Taken together then, we can say that this study didn't really prove there is a general factor of disease as a singular causal entity of sorts, though it does suggest that one can compute an overall index in a sensible manner (assuming the loadings would be stable, which is a big assumption given the prior work on the p factor!). The results are thus congruent with mutational load theory, but not strong evidence for it.
Edited to add
There is a replication of this approach in a smaller sample (n = 1120) of adolescents:
It shows the same general pattern, but also similar oddities. Their mental factor (which should be roughly the p factor) fails to show positive loadings across all diagnoses. But then again, you see the standard errors, which are absurdly large. Clearly, this dataset was far too small for this model.
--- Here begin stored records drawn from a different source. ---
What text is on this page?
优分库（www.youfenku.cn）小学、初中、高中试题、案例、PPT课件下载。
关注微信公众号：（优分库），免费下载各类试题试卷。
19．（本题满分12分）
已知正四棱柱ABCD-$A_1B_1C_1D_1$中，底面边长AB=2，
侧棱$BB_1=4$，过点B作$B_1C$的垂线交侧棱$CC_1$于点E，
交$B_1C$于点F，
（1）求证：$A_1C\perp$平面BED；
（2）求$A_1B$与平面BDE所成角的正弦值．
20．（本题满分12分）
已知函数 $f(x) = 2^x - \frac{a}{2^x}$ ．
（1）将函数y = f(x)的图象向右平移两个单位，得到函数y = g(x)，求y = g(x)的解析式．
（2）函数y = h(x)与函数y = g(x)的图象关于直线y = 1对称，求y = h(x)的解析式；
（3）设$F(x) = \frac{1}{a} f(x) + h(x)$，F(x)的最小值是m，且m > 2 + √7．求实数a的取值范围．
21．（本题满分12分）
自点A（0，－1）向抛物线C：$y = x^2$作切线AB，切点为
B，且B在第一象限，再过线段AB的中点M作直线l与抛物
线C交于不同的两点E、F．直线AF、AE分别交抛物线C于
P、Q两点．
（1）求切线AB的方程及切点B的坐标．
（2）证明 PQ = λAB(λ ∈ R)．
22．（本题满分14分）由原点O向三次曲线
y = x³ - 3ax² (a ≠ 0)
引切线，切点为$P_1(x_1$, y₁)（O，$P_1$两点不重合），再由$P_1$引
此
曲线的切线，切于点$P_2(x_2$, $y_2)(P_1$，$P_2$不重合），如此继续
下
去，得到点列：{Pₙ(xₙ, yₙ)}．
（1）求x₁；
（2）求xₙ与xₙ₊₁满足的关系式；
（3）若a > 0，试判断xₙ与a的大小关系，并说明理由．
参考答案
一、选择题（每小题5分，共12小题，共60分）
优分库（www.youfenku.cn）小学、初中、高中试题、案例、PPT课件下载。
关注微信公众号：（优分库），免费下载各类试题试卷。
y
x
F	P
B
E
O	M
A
The specifically human mutational load you discuss is one (from a distinct causal process) aspect of the broader concept, "genetic load." https://en.wikipedia.org/wiki/Genetic_load https://www.journals.uchicago.edu/doi/10.1086/406603
Organisms other than middle-class H. sapiens and their domestic animals are expected to have a mutation-selection balance skewed toward a low mutational load. However in North America, pioneer-living conditions probably kept selection going strong until very recently, and it still must be strong in the Third World. My paternal g-grandfather (homesteader on a flat-spot just below Backbone Ridge) survived a broken pelvis when thrown from a horse in 1865 (in a Civil War battle he had tried to avoid being in), my paternal grandfather survived typhoid fever in the late 1870's, my father survived both stroke and untreated myocardial infarction, and I survived a bacterial pneumonia without antibiotics or being fed (in a shack in the hinterlands of Brazil), and later a Cdiff infection. Thanks, fellas; your troubles helped me out.
Emil, perhaps you should consider writing a book on the logical and illogical interpretations of multivariate statistical methods. A handbook of best practices of reasoning from the methods. Such a work is clearly needed.